Le secteur public fait piètre figure

France Bernier, du Comité consultatif 45+, juge pour sa part que le gouvernement, en tant qu’employeur, est lui-même un cordonnier mal chaussé qui n’encourage pas la prolongation de l’emploi. Vérification faite chez Retraite Québec, les fonctionnaires québécois prennent leur retraite à 61 ans, soit un an plus tôt que la moyenne québécoise (moyenne qui inclut les fonctionnaires eux-mêmes). Alors que le système d’éducation subit une grave pénurie d’enseignants, on continue d’encourager leur retraite très précoce, dès 55 ans. Alors que Retraite Québec a introduit des dispositions pour encourager la population générale à retarder sa retraite en offrant une prime pour les retraites tardives, les fonctionnaires qui contribuent à leur régime de retraite d’employé ne peuvent pas faire de même. «Le secteur public fait pitié.»

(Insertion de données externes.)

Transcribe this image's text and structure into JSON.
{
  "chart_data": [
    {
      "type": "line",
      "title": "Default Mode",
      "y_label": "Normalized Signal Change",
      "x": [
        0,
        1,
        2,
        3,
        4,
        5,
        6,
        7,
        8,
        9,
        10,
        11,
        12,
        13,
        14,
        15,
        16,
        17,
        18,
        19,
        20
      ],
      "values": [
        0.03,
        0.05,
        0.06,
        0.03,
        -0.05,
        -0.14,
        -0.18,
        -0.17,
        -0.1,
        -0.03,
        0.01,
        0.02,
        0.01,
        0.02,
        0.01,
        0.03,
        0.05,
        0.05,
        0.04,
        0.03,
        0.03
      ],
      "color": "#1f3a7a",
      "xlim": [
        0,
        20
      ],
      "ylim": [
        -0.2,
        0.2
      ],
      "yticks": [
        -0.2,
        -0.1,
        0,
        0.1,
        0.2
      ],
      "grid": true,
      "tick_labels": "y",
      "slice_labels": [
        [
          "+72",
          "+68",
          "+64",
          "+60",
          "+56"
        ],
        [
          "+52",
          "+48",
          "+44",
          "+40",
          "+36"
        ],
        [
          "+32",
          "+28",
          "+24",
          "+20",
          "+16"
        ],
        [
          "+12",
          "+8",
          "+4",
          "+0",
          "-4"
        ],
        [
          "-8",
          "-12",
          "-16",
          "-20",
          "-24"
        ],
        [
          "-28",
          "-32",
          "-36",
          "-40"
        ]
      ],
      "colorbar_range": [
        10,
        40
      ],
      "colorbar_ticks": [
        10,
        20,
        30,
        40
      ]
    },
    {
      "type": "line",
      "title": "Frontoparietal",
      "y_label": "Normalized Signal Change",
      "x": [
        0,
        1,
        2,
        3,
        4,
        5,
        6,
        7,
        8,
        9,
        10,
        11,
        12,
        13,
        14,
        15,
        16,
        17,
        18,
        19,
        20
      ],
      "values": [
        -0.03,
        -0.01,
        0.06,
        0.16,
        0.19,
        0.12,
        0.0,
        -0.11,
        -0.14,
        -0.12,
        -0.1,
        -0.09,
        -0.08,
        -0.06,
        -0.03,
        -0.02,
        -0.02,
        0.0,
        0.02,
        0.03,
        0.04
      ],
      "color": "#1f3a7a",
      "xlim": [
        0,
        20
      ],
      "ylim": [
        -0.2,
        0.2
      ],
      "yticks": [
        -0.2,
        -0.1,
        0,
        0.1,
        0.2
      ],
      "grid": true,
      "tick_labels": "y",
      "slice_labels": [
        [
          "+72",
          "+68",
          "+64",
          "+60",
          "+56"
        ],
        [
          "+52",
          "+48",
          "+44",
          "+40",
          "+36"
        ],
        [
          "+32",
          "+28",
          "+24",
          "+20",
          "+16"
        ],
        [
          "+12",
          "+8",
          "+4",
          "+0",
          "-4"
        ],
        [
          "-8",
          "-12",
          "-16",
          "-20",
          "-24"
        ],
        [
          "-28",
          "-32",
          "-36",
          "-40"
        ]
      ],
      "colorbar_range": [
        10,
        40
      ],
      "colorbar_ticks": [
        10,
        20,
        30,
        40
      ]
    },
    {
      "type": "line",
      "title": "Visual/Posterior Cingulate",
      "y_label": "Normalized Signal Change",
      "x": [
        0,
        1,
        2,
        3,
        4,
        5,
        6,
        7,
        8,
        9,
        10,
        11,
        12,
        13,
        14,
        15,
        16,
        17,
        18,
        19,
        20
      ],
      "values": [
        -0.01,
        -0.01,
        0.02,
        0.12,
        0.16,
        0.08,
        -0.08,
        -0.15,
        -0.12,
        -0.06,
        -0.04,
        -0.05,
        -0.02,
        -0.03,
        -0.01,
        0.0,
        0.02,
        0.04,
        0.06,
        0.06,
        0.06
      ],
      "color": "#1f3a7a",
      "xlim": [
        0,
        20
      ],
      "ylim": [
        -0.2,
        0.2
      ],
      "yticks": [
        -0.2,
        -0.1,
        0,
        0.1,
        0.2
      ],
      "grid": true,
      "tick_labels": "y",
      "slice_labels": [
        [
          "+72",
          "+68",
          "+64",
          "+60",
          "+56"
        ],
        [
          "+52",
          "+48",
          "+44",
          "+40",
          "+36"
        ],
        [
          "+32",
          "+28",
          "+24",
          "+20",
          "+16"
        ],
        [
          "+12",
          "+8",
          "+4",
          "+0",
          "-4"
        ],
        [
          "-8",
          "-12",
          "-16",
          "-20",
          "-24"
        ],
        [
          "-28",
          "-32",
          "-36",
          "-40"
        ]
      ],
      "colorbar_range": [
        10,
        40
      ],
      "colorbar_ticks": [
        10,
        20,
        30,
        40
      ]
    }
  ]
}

Bref, rien n’est gagné pour favoriser le maintien ou le retour des travailleurs d’expérience sur le marché, mais le virage est inévitable, avec les enjeux démographiques actuels. Le gouvernement devra mieux faire connaître ses programmes, niveler les embûches fiscales ou administratives; les employeurs quant à eux devront vraiment faire une place aux plus de 55 ans, qui ont pleinement droit au travail et dont le savoir-faire devrait aussi être vu comme un capital, un capital humain qui prend encore plus de valeur quand des entreprises ferment faute de main-d’œuvre.